The Top Six of 2010 (So Far)

Today's mini assignment for the Clear Away the Clutter Read-A-Thon is to choose the top six books that I've read so far in 2010. The books don't need to have been published in 2010; I just need to have read them in 2010. This mini challenge is being sponsored by the La Femme Readers blog. There is a chance to win two ARCs: Possessed by Kate Cann and Sing Me To Sleep by Angela Morrison if you complete this mini assignment and link back to the La Femme Readers blog page.

Here goes (in no particular order):

After by Amy Efaw. This book astounded me in its ability to take such a difficult subject (a baby abandoned in a trash can by a teen mother) and turn it into a lesson for us all. I took away a greater understanding of what it means to hide from the truth and to avoid reality. I also think that this book developed one of the most realistic characters I've ever read in any book. I can't wait to read more from this new author.

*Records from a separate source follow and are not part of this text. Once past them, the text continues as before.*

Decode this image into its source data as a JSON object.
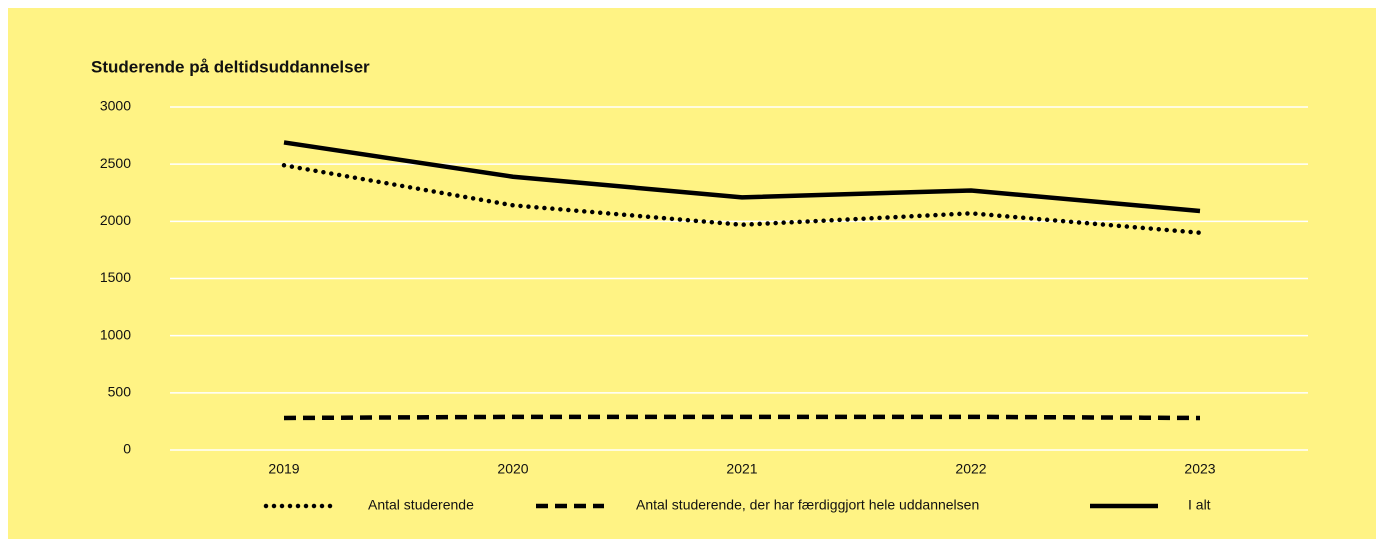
{
  "chart_data": {
    "type": "line",
    "title": "Studerende på deltidsuddannelser",
    "categories": [
      "2019",
      "2020",
      "2021",
      "2022",
      "2023"
    ],
    "series": [
      {
        "name": "Antal studerende",
        "color": "#000000",
        "dash": "dotted",
        "values": [
          2490,
          2140,
          1970,
          2070,
          1900
        ]
      },
      {
        "name": "Antal studerende, der har færdiggjort hele uddannelsen",
        "color": "#000000",
        "dash": "dashed",
        "values": [
          280,
          290,
          290,
          290,
          280
        ]
      },
      {
        "name": "I alt",
        "color": "#000000",
        "dash": "solid",
        "values": [
          2690,
          2390,
          2210,
          2270,
          2090
        ]
      }
    ],
    "ylim": [
      0,
      3000
    ],
    "yticks": [
      0,
      500,
      1000,
      1500,
      2000,
      2500,
      3000
    ],
    "grid": true,
    "legend": "bottom"
  }
}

Going Bovine by Libba Bray. I'm not a fan of humorous novels, but this one is fantastic. There is a wonderful absurdity to this novel that I've not read in any other. It's like this giant road trip adventure read, but nothing about this plot it trite or predictable. It's laugh-out-loud funny (it's not easy to make me laugh out loud while reading) and well-crafted. A must-read.

The Hate List by Jennifer Brown. Like After by Amy Efaw, The Hate List tackles a hugely disturbing topic in a realistic, respectful manner. In this case, the topic being explored is a deadly school shooting and the aftermath of the shooting. I felt like the teens I met in this book could exist in my school. There are no stock characters in this book and the plot is suspenseful but not overdone. I think that all educators and teens should have access to this book.

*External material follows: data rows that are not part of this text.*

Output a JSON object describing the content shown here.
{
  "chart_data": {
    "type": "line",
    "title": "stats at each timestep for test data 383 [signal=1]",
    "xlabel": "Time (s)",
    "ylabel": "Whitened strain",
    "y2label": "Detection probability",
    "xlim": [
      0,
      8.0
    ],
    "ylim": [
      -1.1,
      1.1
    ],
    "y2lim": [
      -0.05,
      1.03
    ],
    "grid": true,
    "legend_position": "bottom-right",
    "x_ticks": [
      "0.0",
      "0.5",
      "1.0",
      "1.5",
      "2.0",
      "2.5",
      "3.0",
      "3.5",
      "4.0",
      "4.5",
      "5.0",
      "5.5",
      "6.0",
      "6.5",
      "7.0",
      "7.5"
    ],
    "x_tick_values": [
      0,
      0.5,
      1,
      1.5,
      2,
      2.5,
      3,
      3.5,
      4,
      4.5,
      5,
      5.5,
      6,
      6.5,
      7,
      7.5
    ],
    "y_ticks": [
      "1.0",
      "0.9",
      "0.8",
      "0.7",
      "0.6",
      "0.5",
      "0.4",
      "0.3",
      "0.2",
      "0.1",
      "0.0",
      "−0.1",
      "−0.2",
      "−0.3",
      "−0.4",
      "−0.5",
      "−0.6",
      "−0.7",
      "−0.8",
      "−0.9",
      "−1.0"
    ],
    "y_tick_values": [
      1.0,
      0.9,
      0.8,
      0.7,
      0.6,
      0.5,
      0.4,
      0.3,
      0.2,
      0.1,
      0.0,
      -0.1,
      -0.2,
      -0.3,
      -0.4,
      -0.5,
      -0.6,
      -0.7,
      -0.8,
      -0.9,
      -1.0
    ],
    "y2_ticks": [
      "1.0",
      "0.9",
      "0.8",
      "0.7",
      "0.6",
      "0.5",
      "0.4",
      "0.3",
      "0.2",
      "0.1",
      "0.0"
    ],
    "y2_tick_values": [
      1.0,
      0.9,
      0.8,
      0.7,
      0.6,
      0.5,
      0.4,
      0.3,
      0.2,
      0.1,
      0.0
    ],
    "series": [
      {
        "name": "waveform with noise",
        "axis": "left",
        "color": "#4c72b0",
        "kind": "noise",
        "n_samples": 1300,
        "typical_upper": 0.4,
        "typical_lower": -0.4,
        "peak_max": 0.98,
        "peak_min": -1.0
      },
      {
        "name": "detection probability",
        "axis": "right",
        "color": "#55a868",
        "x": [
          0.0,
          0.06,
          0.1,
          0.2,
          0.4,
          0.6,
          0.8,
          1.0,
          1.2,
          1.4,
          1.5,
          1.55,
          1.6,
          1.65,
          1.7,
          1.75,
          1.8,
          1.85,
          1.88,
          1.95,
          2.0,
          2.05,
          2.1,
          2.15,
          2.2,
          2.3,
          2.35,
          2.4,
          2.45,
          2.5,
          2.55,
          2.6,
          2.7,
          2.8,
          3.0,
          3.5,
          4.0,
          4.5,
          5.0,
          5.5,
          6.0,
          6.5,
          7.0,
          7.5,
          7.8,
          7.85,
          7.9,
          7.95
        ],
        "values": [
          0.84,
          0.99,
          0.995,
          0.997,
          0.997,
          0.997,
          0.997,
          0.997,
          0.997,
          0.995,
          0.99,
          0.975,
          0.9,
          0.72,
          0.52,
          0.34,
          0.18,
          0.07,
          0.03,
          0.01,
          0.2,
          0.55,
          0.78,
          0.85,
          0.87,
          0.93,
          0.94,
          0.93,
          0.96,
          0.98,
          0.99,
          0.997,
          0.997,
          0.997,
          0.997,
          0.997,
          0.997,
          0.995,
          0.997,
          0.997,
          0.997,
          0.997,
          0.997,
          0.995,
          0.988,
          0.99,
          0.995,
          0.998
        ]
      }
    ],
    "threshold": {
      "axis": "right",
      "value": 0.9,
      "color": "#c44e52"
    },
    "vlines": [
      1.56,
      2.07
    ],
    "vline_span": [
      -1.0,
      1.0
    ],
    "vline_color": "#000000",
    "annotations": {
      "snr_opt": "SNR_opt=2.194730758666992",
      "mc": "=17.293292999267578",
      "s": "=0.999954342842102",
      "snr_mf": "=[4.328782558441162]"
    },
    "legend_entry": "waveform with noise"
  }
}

The Graveyard Book by Neil Gaiman. More and more, I have begun to open my mind to reading titles like The Graveyard Book. Normally, I might have passed this title by because I tend to go for heavier fare. But, I have found that I actually enjoy a more fantastical, whimsical plot line. The Graveyard Book is nothing if not fantastical. Despite the element of fantasy, I feel in love with little "Nobody", or "Bod" as he's nicknamed. I was rooting for him and I read certain chapters in an absolute panic. A great read!

Shiver by Maggie Stiefvater. I read the Twilight series. It was okay and I found myself turning pages rather quickly to find out what happened, but all the while I was reading I knew that the quality of the writing did not warrant the obsessive sort of attention that the series was getting. Not true with Shiver. Shiver was an engrossing, well written, thoughtful book. I am not a huge fan of werewolf stories, but I loved this book. Loved. And, I can't wait to read the sequel!

An Abundance of Katherines by John Green. This book solidified the fact that John Green is the J.D. Salinger of this generation. (For me anyway.) Salinger was a linguist genius. Green is too. The plot, the characters, the humor, the double entendres all work. Like Bray's Going Bovine, this is a road trip story. And, also like Going Bovine, there is nothing predictable about this road trip. I knew that Green was brilliant after reading both Looking for Alaska and Paper Towns, but this book being awesome turned my love for him into a sort of groupie obsession. While reading it, I found myself looking at his picture. The more I read, the handsomer he got. And I'm happily married! I will read anything this man writes. He's a brilliant man.